18 ottobre Lussemburgo. La Corte di Giustizia europea pone fine ad una diatriba sorte nelle aule tribunali tedesche ma che in realtà ha sempre animato le coscienze di ogni credo e sfera sociale non di meno la Chiesa Cattolica.
19 dicembre 1977, il ricercatore tedesco Oliver Brustle deposita un brevetto relativo a cellule progenitrici neurali e depurate, ricavate da cellule staminali embrionali umane cosiddette blastocisti ossia a 5 giorni dalla fecondazione, utilizzate per curare le malattie neurologiche. Secondo le dichiarazioni dello stesso professore, i risultati del brevetto erano visibili già nelle applicazioni per la cura dei pazienti affetti dal morbo di Parkinson.
Anno 2004, Greenpeace presenta al Tribunale federale tedesco (Bundespatentgericht ) la domanda di annullamento del brevetto poiché ritiene che la brevettabilità degli embrioni umani comporti un rischio di clonazione e faciliti il sorgere di un mercato. Il tribunale accetta la domanda e dichiara la nullità del brevetto.
Il professor Brustle allora, fa ricorso alla Corte di Cassazione tedesca (Bundesgerichtshof) la quale decide di interpellare la Corte di Giustizia Europea in merito all’interpretazione della nozione di «embrione umano», non definita dalla direttiva 98/44/CE.
La questione ruota intorno agli stadi di vita degli embrioni e all’analisi concettuale della nozione di embrione umano. Analisi che deve fornire, come sottolinea la stessa corte, una risposta puramente giuridica e non deve essere di natura medica o etica. Si tratta di sapere se l’esclusione della brevettabilità dell’embrione umano lo riguarda fin dalla fecondazione dell’ovulo o solo da un determinato stadio di sviluppo in poi. Il verdetto della Corte dichiara che la nozione di «embrione umano» deve essere intesa in senso ampio pertanto, qualsiasi ovulo viene considerato embrione umano sin dalla fase della sua fecondazione .

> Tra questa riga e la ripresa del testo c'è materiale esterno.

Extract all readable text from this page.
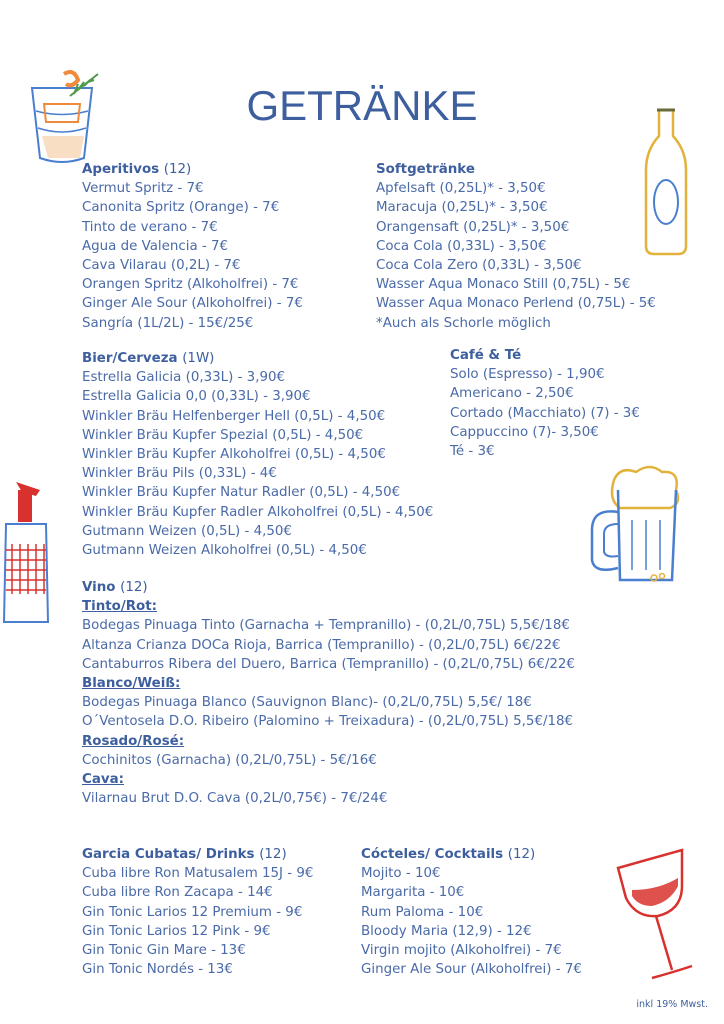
GETRÄNKE
Aperitivos (12)
Vermut Spritz - 7€
Canonita Spritz (Orange) - 7€
Tinto de verano - 7€
Agua de Valencia - 7€
Cava Vilarau (0,2L) - 7€
Orangen Spritz (Alkoholfrei) - 7€
Ginger Ale Sour (Alkoholfrei) - 7€
Sangría (1L/2L) - 15€/25€
Softgetränke
Apfelsaft (0,25L)* - 3,50€
Maracuja (0,25L)* - 3,50€
Orangensaft (0,25L)* - 3,50€
Coca Cola (0,33L) - 3,50€
Coca Cola Zero (0,33L) - 3,50€
Wasser Aqua Monaco Still (0,75L) - 5€
Wasser Aqua Monaco Perlend (0,75L) - 5€
*Auch als Schorle möglich
Bier/Cerveza (1W)
Estrella Galicia (0,33L) - 3,90€
Estrella Galicia 0,0 (0,33L) - 3,90€
Winkler Bräu Helfenberger Hell (0,5L) - 4,50€
Winkler Bräu Kupfer Spezial (0,5L) - 4,50€
Winkler Bräu Kupfer Alkoholfrei (0,5L) - 4,50€
Winkler Bräu Pils (0,33L) - 4€
Winkler Bräu Kupfer Natur Radler (0,5L) - 4,50€
Winkler Bräu Kupfer Radler Alkoholfrei (0,5L) - 4,50€
Gutmann Weizen (0,5L) - 4,50€
Gutmann Weizen Alkoholfrei (0,5L) - 4,50€
Café & Té
Solo (Espresso) - 1,90€
Americano - 2,50€
Cortado (Macchiato) (7) - 3€
Cappuccino (7)- 3,50€
Té - 3€
Vino (12)
Tinto/Rot:
Bodegas Pinuaga Tinto (Garnacha + Tempranillo) - (0,2L/0,75L) 5,5€/18€
Altanza Crianza DOCa Rioja, Barrica (Tempranillo) - (0,2L/0,75L) 6€/22€
Cantaburros Ribera del Duero, Barrica (Tempranillo) - (0,2L/0,75L) 6€/22€
Blanco/Weiß:
Bodegas Pinuaga Blanco (Sauvignon Blanc)- (0,2L/0,75L) 5,5€/ 18€
O´Ventosela D.O. Ribeiro (Palomino + Treixadura) - (0,2L/0,75L) 5,5€/18€
Rosado/Rosé:
Cochinitos (Garnacha) (0,2L/0,75L) - 5€/16€
Cava:
Vilarnau Brut D.O. Cava (0,2L/0,75€) - 7€/24€
Garcia Cubatas/ Drinks (12)
Cuba libre Ron Matusalem 15J - 9€
Cuba libre Ron Zacapa - 14€
Gin Tonic Larios 12 Premium - 9€
Gin Tonic Larios 12 Pink - 9€
Gin Tonic Gin Mare - 13€
Gin Tonic Nordés - 13€
Cócteles/ Cocktails (12)
Mojito - 10€
Margarita - 10€
Rum Paloma - 10€
Bloody Maria (12,9) - 12€
Virgin mojito (Alkoholfrei) - 7€
Ginger Ale Sour (Alkoholfrei) - 7€
inkl 19% Mwst.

Ed aggiunge: “ Deve essere riconosciuta questa qualificazione di «embrione umano» anche all’ovulo umano non fecondato in cui sia stato impiantato il nucleo di una cellula umana matura e all’ovulo umano non fecondato indotto a dividersi e a svilupparsi attraverso partenogenesi”. Da questa sentenza che spingerà i ricercatori in paesi più tolleranti quali USA, Brasile e India, si apprende che un’invenzione non può essere brevettata qualora comporti la distruzione di embrioni umani o la loro utilizzazione come materiale di partenza. Tuttavia la brevettabilità delle utilizzazioni di embrioni umani a fini industriali o commerciali non è vietata, in forza della direttiva solo nel caso che riguardi l’utilizzazione a fini terapeutici o diagnostici che si applicano e che sono utili all’embrione umano stesso – ad esempio per correggere una malformazione e migliorare le sue prospettive di vita.